Your edge cases are off: specifically, when your low and high indices pass, you continue to call recursively before you reach the low == high test. Rearrange the tests:

int binSearch(int val, int numbers[], int low, int high) {
    int mid = (low + high) / 2;

    if (val == numbers[mid]) return mid;

    if (val < numbers[mid]) {
        if (mid > low) return binSearch(val, numbers, low, mid-1);
    } else if (val > numbers[mid]) {
        if (mid < high) return binSearch(val, numbers, mid+1, high);
    }
    return -1;
}

Comments

0

Try this:

Fixed if constructs in your code

int binSearch(int val, int numbers[], int low, int high)                 
{
     int mid;

     mid=(low+high)/2;

     if(low<=high)
     {
         if(val==numbers[mid])
           return mid;          

         else if(val<numbers[mid])
           return binSearch(val, numbers, low, mid-1);

        else 
          return binSearch(val, numbers, mid+1, high);  
     }
     else
           return -1;    

}

Comments

0

low < high is not ensure.
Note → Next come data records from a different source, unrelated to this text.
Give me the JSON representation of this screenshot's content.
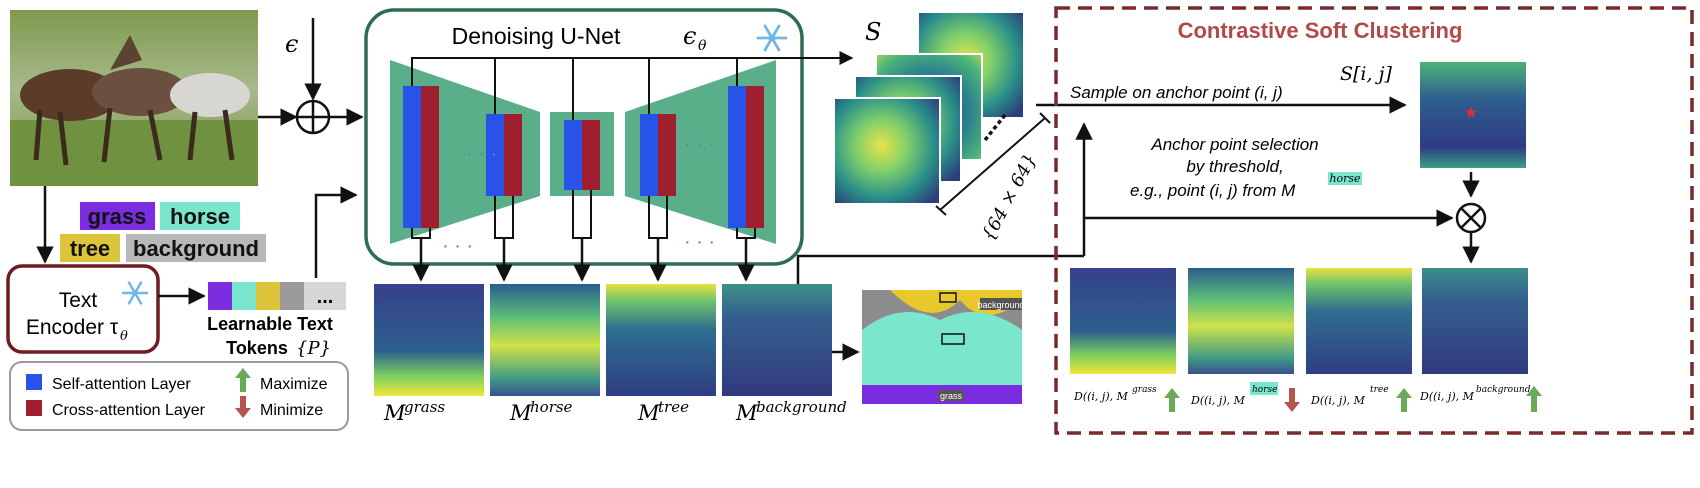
{
  "colors": {
    "self_attention": "#2753e8",
    "cross_attention": "#a01f2e",
    "unet_fill": "#5aae8a",
    "unet_border": "#2e6e4e",
    "encoder_border": "#6e1c20",
    "clustering_border": "#7a2a2a",
    "clustering_title": "#b24a47",
    "token_purple": "#7b2be0",
    "token_teal": "#7ae6cc",
    "token_yellow": "#dcc53a",
    "token_gray": "#9a9a9a",
    "token_lightgray": "#d0d0d0",
    "arrow_up": "#6aa85a",
    "arrow_down": "#b5544c"
  },
  "inputs": {
    "epsilon": "ϵ",
    "horse_photo_icon": "photo-of-running-horses"
  },
  "tokens": {
    "grass": "grass",
    "horse": "horse",
    "tree": "tree",
    "background": "background"
  },
  "text_encoder": {
    "line1": "Text",
    "line2": "Encoder τ",
    "subscript": "θ",
    "frozen_icon": "snowflake-icon"
  },
  "learnable_tokens": {
    "line1": "Learnable Text",
    "line2": "Tokens",
    "set": "{P}",
    "ellipsis": "..."
  },
  "legend": {
    "self_attention": "Self-attention Layer",
    "cross_attention": "Cross-attention Layer",
    "maximize": "Maximize",
    "minimize": "Minimize"
  },
  "unet": {
    "title": "Denoising U-Net",
    "symbol": "ϵ",
    "symbol_sub": "θ",
    "frozen_icon": "snowflake-icon"
  },
  "self_attn_maps": {
    "label": "S",
    "size_label": "{64 × 64}"
  },
  "attention_maps": {
    "prefix": "M",
    "items": [
      "grass",
      "horse",
      "tree",
      "background"
    ]
  },
  "segmentation": {
    "label_background": "background",
    "label_grass": "grass"
  },
  "clustering": {
    "title": "Contrastive Soft Clustering",
    "sample_text": "Sample on anchor point (i, j)",
    "sample_label": "S[i, j]",
    "anchor_line1": "Anchor point selection",
    "anchor_line2": "by threshold,",
    "anchor_line3": "e.g., point (i, j) from M",
    "anchor_sup": "horse",
    "distance_prefix": "D((i, j), M",
    "distance_items": [
      "grass",
      "horse",
      "tree",
      "background"
    ]
  }
}
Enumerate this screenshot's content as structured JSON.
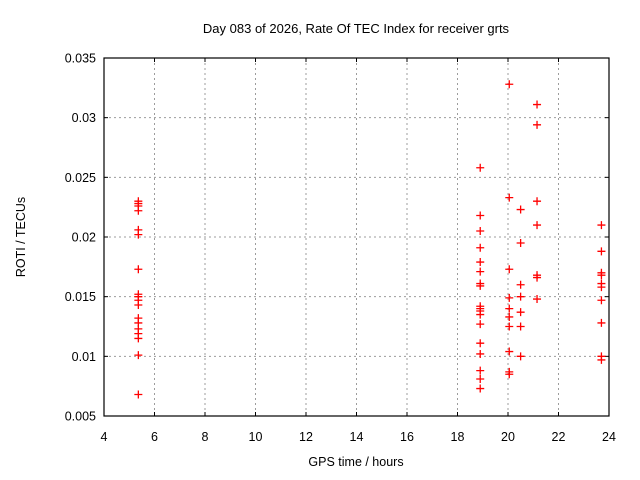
{
  "chart_data": {
    "type": "scatter",
    "title": "Day 083 of 2026, Rate Of TEC Index for receiver grts",
    "xlabel": "GPS time / hours",
    "ylabel": "ROTI / TECUs",
    "xlim": [
      4,
      24
    ],
    "ylim": [
      0.005,
      0.035
    ],
    "grid": true,
    "legend": "none",
    "marker": "plus",
    "marker_color": "#ff0000",
    "grid_color": "#9c9c9c",
    "axis_color": "#000000",
    "xticks": [
      {
        "v": 4,
        "label": "4"
      },
      {
        "v": 6,
        "label": "6"
      },
      {
        "v": 8,
        "label": "8"
      },
      {
        "v": 10,
        "label": "10"
      },
      {
        "v": 12,
        "label": "12"
      },
      {
        "v": 14,
        "label": "14"
      },
      {
        "v": 16,
        "label": "16"
      },
      {
        "v": 18,
        "label": "18"
      },
      {
        "v": 20,
        "label": "20"
      },
      {
        "v": 22,
        "label": "22"
      },
      {
        "v": 24,
        "label": "24"
      }
    ],
    "yticks": [
      {
        "v": 0.005,
        "label": "0.005"
      },
      {
        "v": 0.01,
        "label": "0.01"
      },
      {
        "v": 0.015,
        "label": "0.015"
      },
      {
        "v": 0.02,
        "label": "0.02"
      },
      {
        "v": 0.025,
        "label": "0.025"
      },
      {
        "v": 0.03,
        "label": "0.03"
      },
      {
        "v": 0.035,
        "label": "0.035"
      }
    ],
    "series": [
      {
        "name": "ROTI",
        "points": [
          [
            5.36,
            0.023
          ],
          [
            5.36,
            0.0228
          ],
          [
            5.36,
            0.0226
          ],
          [
            5.36,
            0.0222
          ],
          [
            5.36,
            0.0206
          ],
          [
            5.36,
            0.0202
          ],
          [
            5.36,
            0.0173
          ],
          [
            5.36,
            0.0152
          ],
          [
            5.36,
            0.015
          ],
          [
            5.36,
            0.0147
          ],
          [
            5.36,
            0.0143
          ],
          [
            5.36,
            0.0132
          ],
          [
            5.36,
            0.0128
          ],
          [
            5.36,
            0.0123
          ],
          [
            5.36,
            0.0119
          ],
          [
            5.36,
            0.0115
          ],
          [
            5.36,
            0.0101
          ],
          [
            5.36,
            0.0068
          ],
          [
            18.9,
            0.0258
          ],
          [
            18.9,
            0.0218
          ],
          [
            18.9,
            0.0205
          ],
          [
            18.9,
            0.0191
          ],
          [
            18.9,
            0.0179
          ],
          [
            18.9,
            0.0171
          ],
          [
            18.9,
            0.0161
          ],
          [
            18.9,
            0.0159
          ],
          [
            18.9,
            0.0142
          ],
          [
            18.9,
            0.014
          ],
          [
            18.9,
            0.0138
          ],
          [
            18.9,
            0.0135
          ],
          [
            18.9,
            0.0127
          ],
          [
            18.9,
            0.0111
          ],
          [
            18.9,
            0.0102
          ],
          [
            18.9,
            0.0088
          ],
          [
            18.9,
            0.0081
          ],
          [
            18.9,
            0.0073
          ],
          [
            20.05,
            0.0328
          ],
          [
            20.05,
            0.0233
          ],
          [
            20.05,
            0.0173
          ],
          [
            20.05,
            0.0149
          ],
          [
            20.05,
            0.014
          ],
          [
            20.05,
            0.0133
          ],
          [
            20.05,
            0.0125
          ],
          [
            20.05,
            0.0104
          ],
          [
            20.05,
            0.0087
          ],
          [
            20.05,
            0.0085
          ],
          [
            20.5,
            0.0223
          ],
          [
            20.5,
            0.0195
          ],
          [
            20.5,
            0.016
          ],
          [
            20.5,
            0.015
          ],
          [
            20.5,
            0.0137
          ],
          [
            20.5,
            0.0125
          ],
          [
            20.5,
            0.01
          ],
          [
            21.15,
            0.0311
          ],
          [
            21.15,
            0.0294
          ],
          [
            21.15,
            0.023
          ],
          [
            21.15,
            0.021
          ],
          [
            21.15,
            0.0168
          ],
          [
            21.15,
            0.0166
          ],
          [
            21.15,
            0.0148
          ],
          [
            23.7,
            0.021
          ],
          [
            23.7,
            0.0188
          ],
          [
            23.7,
            0.017
          ],
          [
            23.7,
            0.0168
          ],
          [
            23.7,
            0.0161
          ],
          [
            23.7,
            0.0158
          ],
          [
            23.7,
            0.0147
          ],
          [
            23.7,
            0.0128
          ],
          [
            23.7,
            0.01
          ],
          [
            23.7,
            0.0097
          ]
        ]
      }
    ]
  }
}
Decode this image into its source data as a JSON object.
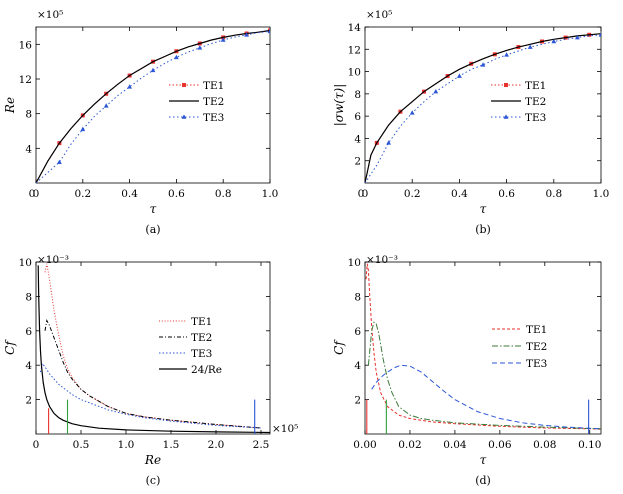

If that is not the case your are going to search out of the array bound.

Add a sanity check for that.

if (low < high)
     return -1;

EDIT: as other point out you can also check if low == high at the beginning but that does not ensure that the first call of the function have sound value.

1 Comment

Normally, the low index shall be less than the high index, so what is the case to be covered by this condition?!